Por su parte, el escultor Rebull, protegido por mozos de escuadra de la Generalitat , salvó la
mayor parte de la biblioteca del Seminario Conciliar de Barcelona.
Conocemos otros casos de protección de edificios,
bibliotecas, obras de arte, debida a causas variables: empeño de una persona,
de una institución o de alguna autoridad. Conocemos, por ejemplo, el caso de la Virgen de Covadonga salvada
y trasladada a la Embajada
española en París por orden expresa de Indalecio Prieto“. De la misma manera
que la destrucción era causada por pura arbitrariedad, a menudo la salvación
fue debida a igual arbitrariedad.
En esta reacción brutal y desmedida se repitieron actos que
deberían constituir motivo de estudio no sólo para los historiadores y
sociólogos sino también para los psicólogos y psiquiatras. Por ejemplo la
violencia ejercida contra los símbolos religiosos, los cristos fusilados, las
imágenes mutiladas, las hostias profanadas. Fuera y dentro de España, circuló
en periódicos y revistas la fotografía de unos milicianos apuntando a la
estatua del Sagrado Corazón, en el cerro de los Ángeles. En realidad, este
hecho se repitió en el Tibidabo y en numerosos puntos de la geografía española.

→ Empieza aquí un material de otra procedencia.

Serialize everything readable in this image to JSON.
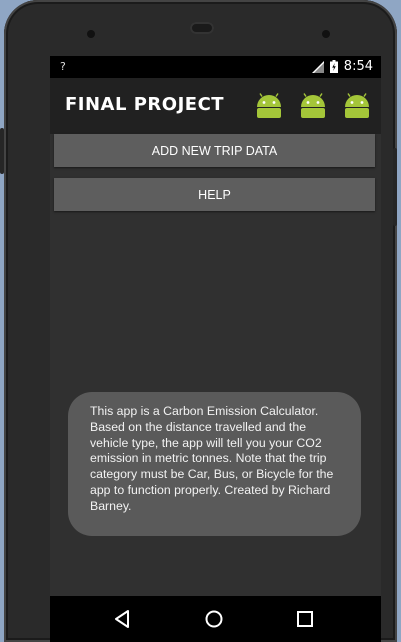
{
  "status_bar": {
    "left_indicator": "?",
    "time": "8:54"
  },
  "app_bar": {
    "title": "FINAL PROJECT",
    "icons": [
      "android-icon",
      "android-icon",
      "android-icon"
    ],
    "icon_color": "#a4c639"
  },
  "buttons": {
    "add_trip": "ADD NEW TRIP DATA",
    "help": "HELP"
  },
  "toast": {
    "message": "This app is a Carbon Emission Calculator. Based on the distance travelled and the vehicle type, the app will tell you your CO2 emission in metric tonnes. Note that the trip category must be Car, Bus, or Bicycle for the app to function properly. Created by Richard Barney."
  },
  "nav_bar": {
    "icons": [
      "back-icon",
      "home-icon",
      "recents-icon"
    ]
  }
}
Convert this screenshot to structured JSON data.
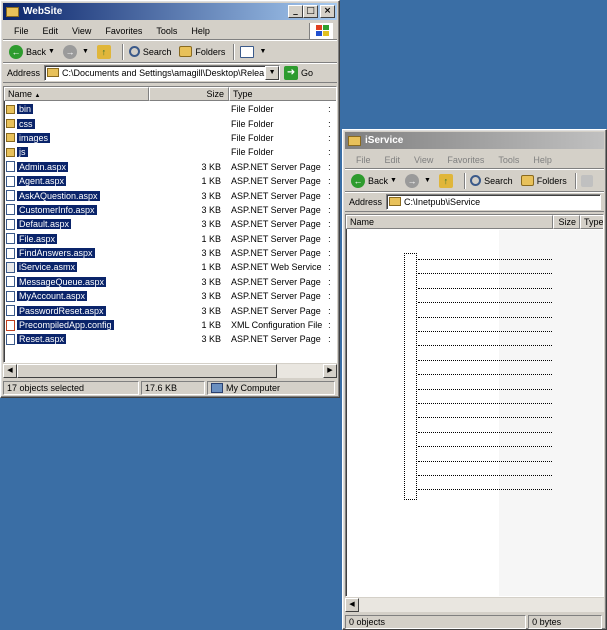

Se llegó, de hecho, a la prohibición absoluta de retención
privada de imágenes y objetos de culto. La policía, que practicaba registros
domiciliarios, buceando en el interior de las habitaciones, de la vida íntima
personal o familiar, destruía con violencia imágenes, estampas, libros
religiosos y cuanto con el culto se relacionase o lo recordase.

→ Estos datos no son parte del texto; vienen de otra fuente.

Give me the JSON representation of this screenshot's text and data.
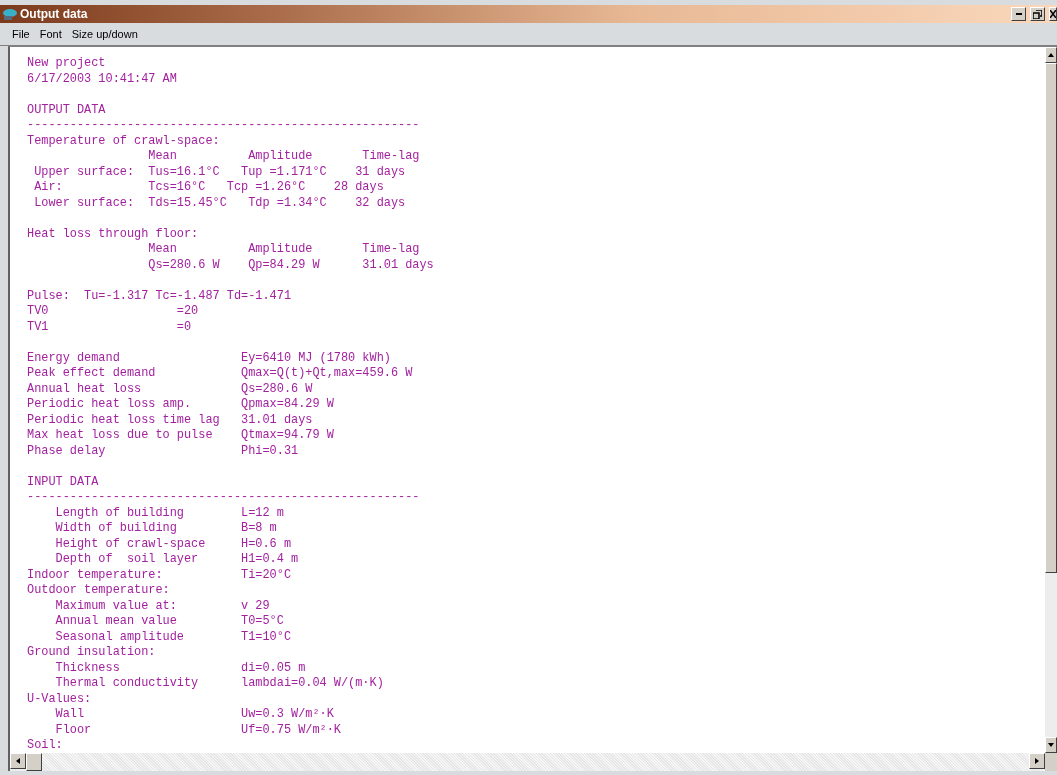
{
  "window": {
    "title": "Output data"
  },
  "menu": [
    {
      "label": "File"
    },
    {
      "label": "Font"
    },
    {
      "label": "Size up/down"
    }
  ],
  "blocks": [
    {
      "lines": [
        "New project",
        "6/17/2003 10:41:47 AM"
      ]
    },
    {
      "lines": [
        "OUTPUT DATA",
        "-------------------------------------------------------",
        "Temperature of crawl-space:",
        "                 Mean          Amplitude       Time-lag",
        " Upper surface:  Tus=16.1°C   Tup =1.171°C    31 days",
        " Air:            Tcs=16°C   Tcp =1.26°C    28 days",
        " Lower surface:  Tds=15.45°C   Tdp =1.34°C    32 days"
      ]
    },
    {
      "lines": [
        "Heat loss through floor:",
        "                 Mean          Amplitude       Time-lag",
        "                 Qs=280.6 W    Qp=84.29 W      31.01 days"
      ]
    },
    {
      "lines": [
        "Pulse:  Tu=-1.317 Tc=-1.487 Td=-1.471",
        "TV0                  =20",
        "TV1                  =0"
      ]
    },
    {
      "lines": [
        "Energy demand                 Ey=6410 MJ (1780 kWh)",
        "Peak effect demand            Qmax=Q(t)+Qt,max=459.6 W",
        "Annual heat loss              Qs=280.6 W",
        "Periodic heat loss amp.       Qpmax=84.29 W",
        "Periodic heat loss time lag   31.01 days",
        "Max heat loss due to pulse    Qtmax=94.79 W",
        "Phase delay                   Phi=0.31"
      ]
    },
    {
      "lines": [
        "INPUT DATA",
        "-------------------------------------------------------",
        "    Length of building        L=12 m",
        "    Width of building         B=8 m",
        "    Height of crawl-space     H=0.6 m",
        "    Depth of  soil layer      H1=0.4 m",
        "Indoor temperature:           Ti=20°C",
        "Outdoor temperature:",
        "    Maximum value at:         v 29",
        "    Annual mean value         T0=5°C",
        "    Seasonal amplitude        T1=10°C",
        "Ground insulation:",
        "    Thickness                 di=0.05 m",
        "    Thermal conductivity      lambdai=0.04 W/(m·K)",
        "U-Values:",
        "    Wall                      Uw=0.3 W/m²·K",
        "    Floor                     Uf=0.75 W/m²·K",
        "Soil:"
      ]
    }
  ]
}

Se conocen muy pocos casos en la historia milenaria de la Iglesia de una destrucción
y prohibición tan sistemática de cuanto significase culto, rito y presencia
religiosa. Un cristianismo de catacumba
Durante estos años, en estas mismas ciudades en las que se
desarrolla la persecución y la destrucción antes apuntadas, se produce una
situación insólita y extraordinaria: la organización de una Iglesia de
catacumba, en su estructura jurídica así como litúrgica y sacramental. Tanto en
las diócesis en las que el obispo había sido asesinado como en aquellas en las
que el obispo había podido huir, al desconcierto inicial siguió un período de
reorganización. Bien el obispo del lugar, bien la Santa Sede , nombraron a
sacerdotes que continuaban Viviendo ocultamente en la diócesis con toda clase
de facultades.
En pisos particulares se celebraba la Eucaristía , se
impartían los sacramentos e, incluso, se organizaban reuniones de oración y de
formación. Unos llamados socorros blancos servían para paliar las necesidades
económicas de numerosos sacerdotes que, por una parte, se encontraban
desconectados de los engranajes habituales de trabajo y producción y, por otra,
al quedar liberados de este menester, podían dedicarse con más tranquilidad al
ejercicio de su ministerio.
Pío XI dio autorización de celebrar sin ara, ornamentos ni
vasos sagrados cuando no hubiese otra posibilidad, y la necesidad estableció la
costumbre de que fuesen los seglares quienes transportasen la eucaristía de un
lugar a otro y diesen de comulgar en los sitios y en las horas más impensadas.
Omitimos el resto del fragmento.